Radek aped his father’s sadness over Ilka’s death even as he pressed his lips together tightly to keep from pointing out she’d brought her fate on herself. Death made saints of grasping bitches and sinners alike, and his sister was both.

He escorted his father along a hallway filled with priceless artwork and into his study. Poured two glasses of expensive, imported brandy as his father claimed a plush chair covered in jaguar hide so black there was only a hint of the rosette pattern present in the fur.

The sleeping Radek frowned, recognizing a deviation in the recurrent fantasy. But the thread of concern dropped away when his father said, “I’ve arranged a parade through Oakland celebrating your achievement.”

His father lifted his glass in salute, pulling Radek more firmly into the altered dream. “To your vision. And to your courage for pursuing it when few would have dared.”

Radek touched his glass to his father’s and the scene changed, veering into new territory but making his chest swell with pleasure. He was riding in an open-topped jeep through the wealthiest section of Oakland.

Flags bearing his standard fluttered on the vehicles in front of him, as well as the one he was in. Men and women and children, all of them members of the elite, waved from their balconies while their servants lined the street. Even his sour-faced brother tipped his head as the motorcade passed, while at his side, Viktor’s tight-lipped wife regretted turning Radek down when he had expressed an interest in her first.

Oh how sweet it is, Radek thought, accepting his due as he reflected on the long nights he’d spent locked in the tiny quarters of the original encampment, the generator droning as he painstakingly went over the items salvaged by a crew made up of society’s dregs.

The computer screen he’d been staring at before falling asleep slipped into the dream, a sinuous thread working its way into his consciousness.

Numbers and letters rearranged themselves like a divine gift for the worthy, giving up the details of the government-sponsored project being conducted in a separate lab.

A thrill swept through Radek, followed by a chill.
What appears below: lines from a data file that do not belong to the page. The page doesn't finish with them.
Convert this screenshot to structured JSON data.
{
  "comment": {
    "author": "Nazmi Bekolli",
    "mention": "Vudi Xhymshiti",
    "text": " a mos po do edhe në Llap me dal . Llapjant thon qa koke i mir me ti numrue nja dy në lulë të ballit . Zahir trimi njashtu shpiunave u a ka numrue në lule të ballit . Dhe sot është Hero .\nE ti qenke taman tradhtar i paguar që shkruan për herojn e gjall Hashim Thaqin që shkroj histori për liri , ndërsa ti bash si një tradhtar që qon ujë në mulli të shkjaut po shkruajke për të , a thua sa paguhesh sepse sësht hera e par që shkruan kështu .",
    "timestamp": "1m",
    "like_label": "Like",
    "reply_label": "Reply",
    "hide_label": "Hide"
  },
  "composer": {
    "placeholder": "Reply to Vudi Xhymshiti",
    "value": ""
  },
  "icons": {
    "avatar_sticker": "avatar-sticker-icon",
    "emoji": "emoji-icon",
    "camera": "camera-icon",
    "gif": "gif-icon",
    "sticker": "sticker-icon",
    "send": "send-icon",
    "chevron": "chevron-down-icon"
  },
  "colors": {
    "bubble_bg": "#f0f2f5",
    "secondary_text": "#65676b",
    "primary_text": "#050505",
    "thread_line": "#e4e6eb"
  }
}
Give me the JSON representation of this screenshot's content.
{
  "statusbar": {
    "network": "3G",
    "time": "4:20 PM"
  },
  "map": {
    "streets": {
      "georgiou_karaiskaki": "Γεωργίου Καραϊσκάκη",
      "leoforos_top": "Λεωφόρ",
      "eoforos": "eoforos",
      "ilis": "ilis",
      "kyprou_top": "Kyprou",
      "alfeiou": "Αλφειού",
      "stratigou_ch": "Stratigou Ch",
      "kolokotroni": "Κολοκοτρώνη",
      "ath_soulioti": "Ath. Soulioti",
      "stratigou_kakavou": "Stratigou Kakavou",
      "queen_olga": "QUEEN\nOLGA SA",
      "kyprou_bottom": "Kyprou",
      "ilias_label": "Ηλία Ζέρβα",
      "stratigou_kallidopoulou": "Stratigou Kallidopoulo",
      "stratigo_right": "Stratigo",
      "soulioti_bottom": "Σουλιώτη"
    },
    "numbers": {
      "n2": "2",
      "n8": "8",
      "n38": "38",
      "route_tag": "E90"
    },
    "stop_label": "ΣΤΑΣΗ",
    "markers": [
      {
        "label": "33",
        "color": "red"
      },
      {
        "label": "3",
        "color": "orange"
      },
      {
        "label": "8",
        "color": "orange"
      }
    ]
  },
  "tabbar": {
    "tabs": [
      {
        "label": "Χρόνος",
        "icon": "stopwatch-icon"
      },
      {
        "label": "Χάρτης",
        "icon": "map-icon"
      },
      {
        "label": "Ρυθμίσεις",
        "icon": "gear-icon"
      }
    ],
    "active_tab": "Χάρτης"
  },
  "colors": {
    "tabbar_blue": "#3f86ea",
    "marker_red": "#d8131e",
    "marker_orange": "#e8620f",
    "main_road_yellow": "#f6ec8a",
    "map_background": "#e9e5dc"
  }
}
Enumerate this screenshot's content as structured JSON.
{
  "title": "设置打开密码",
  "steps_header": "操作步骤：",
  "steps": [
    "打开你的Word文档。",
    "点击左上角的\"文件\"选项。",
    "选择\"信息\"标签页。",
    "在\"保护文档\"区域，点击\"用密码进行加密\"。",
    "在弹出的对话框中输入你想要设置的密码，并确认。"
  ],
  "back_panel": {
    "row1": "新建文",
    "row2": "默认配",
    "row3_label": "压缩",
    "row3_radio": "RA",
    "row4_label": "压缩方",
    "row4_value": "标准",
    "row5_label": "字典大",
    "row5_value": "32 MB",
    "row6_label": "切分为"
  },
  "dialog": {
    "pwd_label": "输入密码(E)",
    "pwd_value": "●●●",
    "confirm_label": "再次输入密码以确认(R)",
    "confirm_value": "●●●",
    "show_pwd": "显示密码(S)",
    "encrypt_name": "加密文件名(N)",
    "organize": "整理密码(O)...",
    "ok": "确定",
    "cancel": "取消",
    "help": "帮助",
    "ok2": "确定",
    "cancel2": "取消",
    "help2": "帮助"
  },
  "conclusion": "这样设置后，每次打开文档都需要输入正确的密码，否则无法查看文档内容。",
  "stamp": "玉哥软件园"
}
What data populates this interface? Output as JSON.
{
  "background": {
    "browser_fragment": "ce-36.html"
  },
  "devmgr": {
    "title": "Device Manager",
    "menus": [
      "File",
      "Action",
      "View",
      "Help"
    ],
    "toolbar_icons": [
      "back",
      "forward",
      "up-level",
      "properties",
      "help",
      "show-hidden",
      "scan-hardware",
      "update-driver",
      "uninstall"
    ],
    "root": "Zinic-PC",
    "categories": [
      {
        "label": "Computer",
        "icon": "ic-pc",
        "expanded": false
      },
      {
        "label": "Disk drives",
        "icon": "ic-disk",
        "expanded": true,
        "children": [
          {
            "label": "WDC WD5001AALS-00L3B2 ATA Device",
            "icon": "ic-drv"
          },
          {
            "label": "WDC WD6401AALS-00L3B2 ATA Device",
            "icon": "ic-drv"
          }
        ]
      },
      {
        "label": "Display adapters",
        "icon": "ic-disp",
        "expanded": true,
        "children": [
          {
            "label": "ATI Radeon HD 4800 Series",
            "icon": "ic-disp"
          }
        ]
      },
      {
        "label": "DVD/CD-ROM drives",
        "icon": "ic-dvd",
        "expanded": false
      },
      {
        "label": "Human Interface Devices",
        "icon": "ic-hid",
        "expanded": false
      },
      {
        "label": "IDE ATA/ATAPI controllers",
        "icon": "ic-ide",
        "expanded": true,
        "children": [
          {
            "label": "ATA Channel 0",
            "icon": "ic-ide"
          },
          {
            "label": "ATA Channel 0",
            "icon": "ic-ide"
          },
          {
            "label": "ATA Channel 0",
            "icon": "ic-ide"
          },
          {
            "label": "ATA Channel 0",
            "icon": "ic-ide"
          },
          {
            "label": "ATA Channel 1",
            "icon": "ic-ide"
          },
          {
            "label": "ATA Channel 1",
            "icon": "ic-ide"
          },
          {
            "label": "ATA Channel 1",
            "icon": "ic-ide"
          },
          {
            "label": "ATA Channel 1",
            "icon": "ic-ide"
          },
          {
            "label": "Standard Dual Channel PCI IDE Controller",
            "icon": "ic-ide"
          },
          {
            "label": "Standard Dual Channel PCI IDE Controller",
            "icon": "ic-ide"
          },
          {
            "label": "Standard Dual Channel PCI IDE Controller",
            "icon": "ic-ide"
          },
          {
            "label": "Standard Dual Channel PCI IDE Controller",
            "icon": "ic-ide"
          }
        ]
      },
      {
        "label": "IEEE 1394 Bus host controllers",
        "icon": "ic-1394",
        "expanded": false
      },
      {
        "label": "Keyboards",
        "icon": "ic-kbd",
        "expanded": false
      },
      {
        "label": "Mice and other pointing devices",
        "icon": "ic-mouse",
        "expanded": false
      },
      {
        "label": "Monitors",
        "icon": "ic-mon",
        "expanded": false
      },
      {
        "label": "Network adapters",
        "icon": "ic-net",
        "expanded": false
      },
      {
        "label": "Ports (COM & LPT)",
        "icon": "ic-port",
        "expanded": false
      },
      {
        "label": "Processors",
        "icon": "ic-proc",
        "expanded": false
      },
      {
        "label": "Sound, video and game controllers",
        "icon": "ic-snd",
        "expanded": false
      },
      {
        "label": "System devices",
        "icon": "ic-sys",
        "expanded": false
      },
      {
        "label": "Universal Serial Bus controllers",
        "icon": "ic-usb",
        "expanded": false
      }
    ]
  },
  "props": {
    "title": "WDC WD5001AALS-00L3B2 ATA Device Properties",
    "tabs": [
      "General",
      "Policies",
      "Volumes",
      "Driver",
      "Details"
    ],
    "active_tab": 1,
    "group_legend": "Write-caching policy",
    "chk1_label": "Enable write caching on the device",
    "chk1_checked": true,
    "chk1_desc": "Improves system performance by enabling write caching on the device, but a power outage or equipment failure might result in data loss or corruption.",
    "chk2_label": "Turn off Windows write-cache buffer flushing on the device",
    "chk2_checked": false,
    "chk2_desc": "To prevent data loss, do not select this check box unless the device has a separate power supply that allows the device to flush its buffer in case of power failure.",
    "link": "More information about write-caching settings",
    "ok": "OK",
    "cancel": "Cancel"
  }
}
The scientists had known about the existence of Weres. They’d anticipated their emergence and thought they would one day attempt to rule over humans. They’d made plans for that day, to wipe them out using viruses tailored to individual species and tied to nanites.

Fear nearly woke Radek. He’d grown up viewing the stark images of plague and anarchy, the nightmare masterpieces hanging on the walls of every Founding Family to glorify their part in restoring order to Oakland and reclaiming it for mankind.

Before icy horror could force him from the dream, the dark, hungry place in his soul pulled at him, and he was once again in the jeep. Next to him, his father murmured, “Nothing can bring your sister back, but by freeing us forever from the threat the Weres present, you’re a hero to the human race.”

It was a golden dream of power and wealth and glory, a temptation so sublime there was no turning away from it. “I did what needed to be done,” Radek said, drinking in the sound of the crowds calling his name.